Autarquia mostrou “talentos municipais” na exposição “Trofa Criativa”, na Casa da Cultura.

“Primeiro estranha-se e depois entranha-se”. Esta citação de Fernando Pessoa não podia combinar melhor com o que aconteceu com Augusto Ferreira. Um dos últimos representantes da arte santeira, lida com a atividade desde os 13 anos, altura em que a mãe – ciente das habilitações artísticas de Augusto – atirou-o “aos leões”. Hoje, apesar de esta arte estar em declínio e não ser devidamente valorizada no mercado, voltava a abraçá-la sem hesitar.

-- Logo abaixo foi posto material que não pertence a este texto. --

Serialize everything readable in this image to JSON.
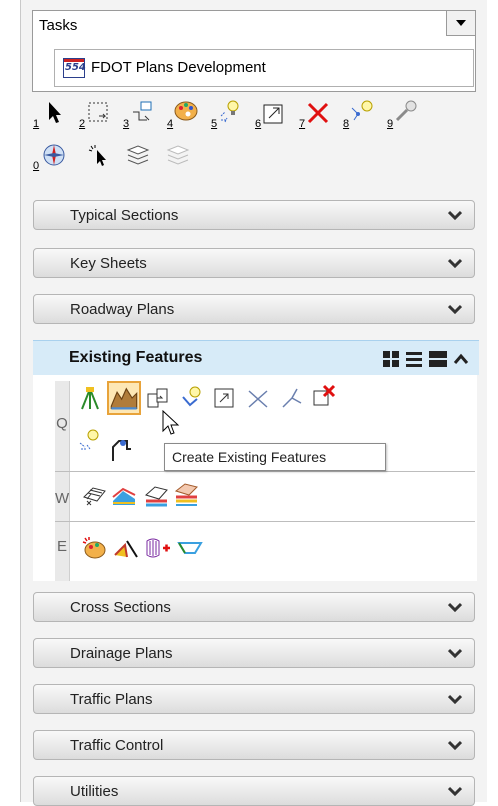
{
  "tasks": {
    "label": "Tasks",
    "subtitle": "FDOT Plans Development",
    "logo_text": "554"
  },
  "toolbar": {
    "numbers": [
      "1",
      "2",
      "3",
      "4",
      "5",
      "6",
      "7",
      "8",
      "9",
      "0"
    ]
  },
  "sections_top": [
    {
      "label": "Typical Sections"
    },
    {
      "label": "Key Sheets"
    },
    {
      "label": "Roadway Plans"
    }
  ],
  "expanded": {
    "label": "Existing Features",
    "rows": [
      "Q",
      "W",
      "E"
    ],
    "tooltip": "Create Existing Features"
  },
  "sections_bottom": [
    {
      "label": "Cross Sections"
    },
    {
      "label": "Drainage Plans"
    },
    {
      "label": "Traffic Plans"
    },
    {
      "label": "Traffic Control"
    },
    {
      "label": "Utilities"
    }
  ],
  "colors": {
    "expanded_bg": "#d7ebf8",
    "selected_tool_border": "#e8a33a"
  }
}
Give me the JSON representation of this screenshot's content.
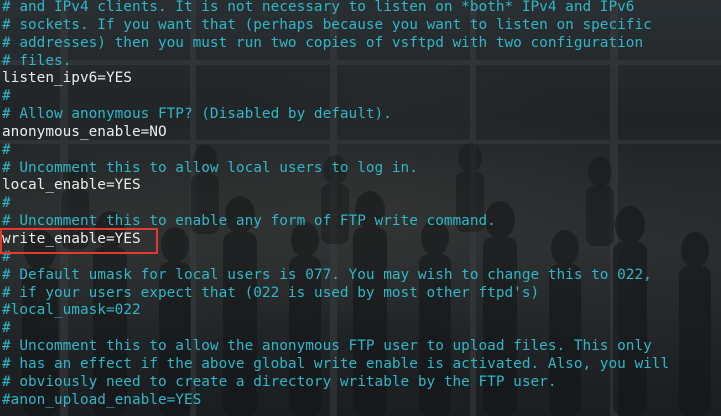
{
  "terminal": {
    "lines": [
      {
        "text": "# and IPv4 clients. It is not necessary to listen on *both* IPv4 and IPv6",
        "kind": "comment"
      },
      {
        "text": "# sockets. If you want that (perhaps because you want to listen on specific",
        "kind": "comment"
      },
      {
        "text": "# addresses) then you must run two copies of vsftpd with two configuration",
        "kind": "comment"
      },
      {
        "text": "# files.",
        "kind": "comment"
      },
      {
        "text": "listen_ipv6=YES",
        "kind": "directive"
      },
      {
        "text": "#",
        "kind": "comment"
      },
      {
        "text": "# Allow anonymous FTP? (Disabled by default).",
        "kind": "comment"
      },
      {
        "text": "anonymous_enable=NO",
        "kind": "directive"
      },
      {
        "text": "#",
        "kind": "comment"
      },
      {
        "text": "# Uncomment this to allow local users to log in.",
        "kind": "comment"
      },
      {
        "text": "local_enable=YES",
        "kind": "directive"
      },
      {
        "text": "#",
        "kind": "comment"
      },
      {
        "text": "# Uncomment this to enable any form of FTP write command.",
        "kind": "comment"
      },
      {
        "text": "write_enable=YES",
        "kind": "directive"
      },
      {
        "text": "#",
        "kind": "comment"
      },
      {
        "text": "# Default umask for local users is 077. You may wish to change this to 022,",
        "kind": "comment"
      },
      {
        "text": "# if your users expect that (022 is used by most other ftpd's)",
        "kind": "comment"
      },
      {
        "text": "#local_umask=022",
        "kind": "comment"
      },
      {
        "text": "#",
        "kind": "comment"
      },
      {
        "text": "# Uncomment this to allow the anonymous FTP user to upload files. This only",
        "kind": "comment"
      },
      {
        "text": "# has an effect if the above global write enable is activated. Also, you will",
        "kind": "comment"
      },
      {
        "text": "# obviously need to create a directory writable by the FTP user.",
        "kind": "comment"
      },
      {
        "text": "#anon_upload_enable=YES",
        "kind": "comment"
      }
    ],
    "highlighted_line": "write_enable=YES"
  },
  "colors": {
    "comment": "#2fb7c6",
    "directive": "#ececec",
    "highlight_border": "#e23a2e",
    "background": "#1f2326"
  }
}
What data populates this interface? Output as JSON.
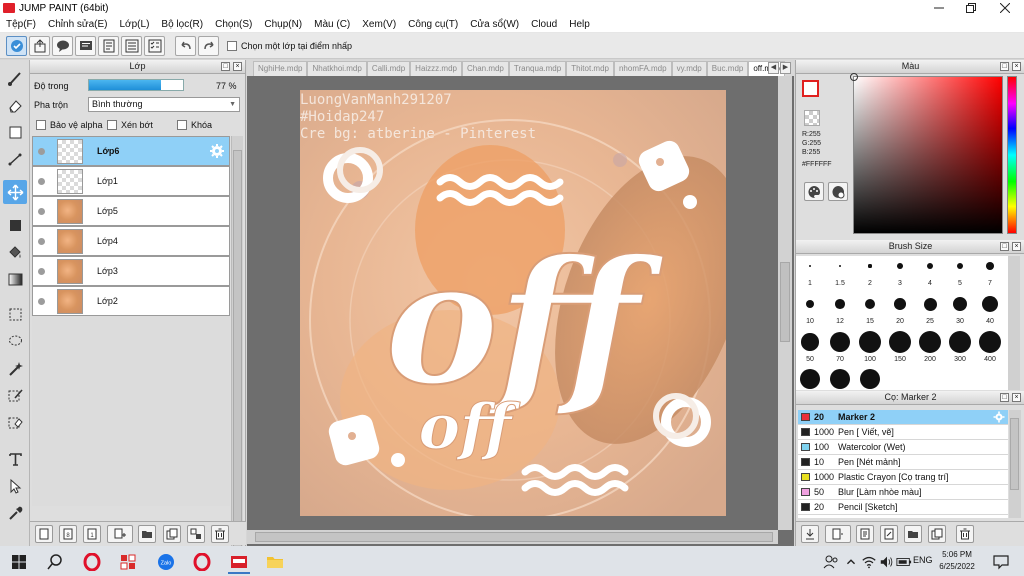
{
  "window": {
    "title": "JUMP PAINT (64bit)"
  },
  "menu": [
    "Tệp(F)",
    "Chỉnh sửa(E)",
    "Lớp(L)",
    "Bộ lọc(R)",
    "Chọn(S)",
    "Chụp(N)",
    "Màu (C)",
    "Xem(V)",
    "Công cụ(T)",
    "Cửa sổ(W)",
    "Cloud",
    "Help"
  ],
  "toolbar": {
    "select_option_label": "Chọn một lớp tại điểm nhấp"
  },
  "layer_panel": {
    "title": "Lớp",
    "opacity_label": "Độ trong",
    "opacity_value": "77 %",
    "opacity_fraction": 0.77,
    "blend_label": "Pha trộn",
    "blend_value": "Bình thường",
    "protect_alpha_label": "Bảo vệ alpha",
    "clip_label": "Xén bớt",
    "lock_label": "Khóa",
    "layers": [
      {
        "name": "Lớp6",
        "selected": true,
        "thumb": "empty"
      },
      {
        "name": "Lớp1",
        "selected": false,
        "thumb": "empty"
      },
      {
        "name": "Lớp5",
        "selected": false,
        "thumb": "photo"
      },
      {
        "name": "Lớp4",
        "selected": false,
        "thumb": "photo"
      },
      {
        "name": "Lớp3",
        "selected": false,
        "thumb": "photo"
      },
      {
        "name": "Lớp2",
        "selected": false,
        "thumb": "photo"
      }
    ]
  },
  "tabs": [
    "NghiHe.mdp",
    "Nhatkhoi.mdp",
    "Calli.mdp",
    "Haizzz.mdp",
    "Chan.mdp",
    "Tranqua.mdp",
    "Thitot.mdp",
    "nhomFA.mdp",
    "vy.mdp",
    "Buc.mdp",
    "off.mdp"
  ],
  "active_tab": "off.mdp",
  "artwork": {
    "credit_lines": [
      "LuongVanManh291207",
      "#Hoidap247",
      "Cre bg: atberine - Pinterest"
    ],
    "main_word": "off",
    "small_word": "off"
  },
  "color_panel": {
    "title": "Màu",
    "r": "R:255",
    "g": "G:255",
    "b": "B:255",
    "hex": "#FFFFFF",
    "fg_border_color": "#e0201f"
  },
  "brush_panel": {
    "title": "Brush Size",
    "sizes": [
      "1",
      "1.5",
      "2",
      "3",
      "4",
      "5",
      "7",
      "10",
      "12",
      "15",
      "20",
      "25",
      "30",
      "40",
      "50",
      "70",
      "100",
      "150",
      "200",
      "300",
      "400"
    ]
  },
  "tool_panel": {
    "title": "Cọ: Marker 2",
    "items": [
      {
        "size": "20",
        "name": "Marker 2",
        "color": "#e8303a",
        "selected": true
      },
      {
        "size": "1000",
        "name": "Pen [ Viết, vẽ]",
        "color": "#222222",
        "selected": false
      },
      {
        "size": "100",
        "name": "Watercolor (Wet)",
        "color": "#7fd3f0",
        "selected": false
      },
      {
        "size": "10",
        "name": "Pen [Nét mảnh]",
        "color": "#222222",
        "selected": false
      },
      {
        "size": "1000",
        "name": "Plastic Crayon [Cọ trang trí]",
        "color": "#e8e020",
        "selected": false
      },
      {
        "size": "50",
        "name": "Blur [Làm nhòe màu]",
        "color": "#f0a0e0",
        "selected": false
      },
      {
        "size": "20",
        "name": "Pencil [Sketch]",
        "color": "#222222",
        "selected": false
      }
    ]
  },
  "taskbar": {
    "language": "ENG",
    "time": "5:06 PM",
    "date": "6/25/2022"
  }
}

Este artista é um dos que compõem o leque de “talentos municipais” que a autarquia da Trofa fez questão de promover através da exposição “Trofa Criativa”. Inaugurada na tarde do feriado municipal, 19 de novembro, a mostra reúne na Casa da Cultura a arte santeira, o vitrinismo, a moda, a vinicultura e a escultura.

“Criativos” como Augusto Ferreira, Susana Joana Ribeiro, Márcio Sousa, Júlio Torcato e António Pedro Maia levam o nome da Trofa além-fronteiras, mostrando que o empreendedorismo municipal está com saúde e recomenda-se.

Ciente de que a arte santeira está a atravessar momentos difíceis no mercado, Augusto Ferreira tenta contrariar os obstáculos, inovando. “Acredito que vamos dar a volta, mas não temos que ficar agarrados ao nosso mercado, que é muito limitado. Podemos apostar fora dele, que é o que tenho feito”, frisou.

Noutro piso da Casa da Cultura, pode ver-se a indumentária do trofense de hoje, um fato azul marinho às riscas, idealizado pelo estilista Júlio Torcato: “O desafio foi fazer algo atual, que de alguma forma transmitisse a modernidade e a dinâmica do concelho, que também é jovem. A base foi a figura de cerâmica que retrata a Trofa e a parte mais marcante era um colete de riscas, daí o fato ser assim também”.

Vencedora do Concurso Lusófono da Trofa é brasileira

Smark era um duende da selva amazónica, que brincava de bolhas encantadas. As bolhas encantadas eram gigantes, maiores que o próprio duende e subiam muito mais alto que uma bola comum. Elas subiam tão alto que estouravam, apenas, nas pontas afiadas das estrelas”. Estas são as primeiras frases do conto vencedor de edição 2011 do Prémio Matilde Rosa Araújo, o Concurso Lusófono da Trofa. A autora brasileira, Ivone Teixeira escreveu “Índio Bolha”, que conquistou o júri.

O representante do grupo que avaliou os contos participantes, Jorge Velhote, afirmou que “o conto em si tem algumas particularidades que são cativantes”. “É curto e feito de pormenores, que cativam, partindo do princípio que é para um público ainda ouvinte. O próprio modo de linguarejar do português do Brasil também dá um toque cativante e que se calhar despertará os leitores portugueses e de outros países para outra sonoridade que o próprio português contém”.

Para Jorge Velhote, a autarquia da Trofa não deve prescindir de apostar na cultura. “O concurso transfere a Trofa para o Mundo. Qualquer vereador, empreendedor, empresário e cidadão, por mais ignorado que seja, quer ver a sua terra projetada. E o concurso projeta a Trofa para um patamar muitas vezes não conseguido pelas áreas empresariais”.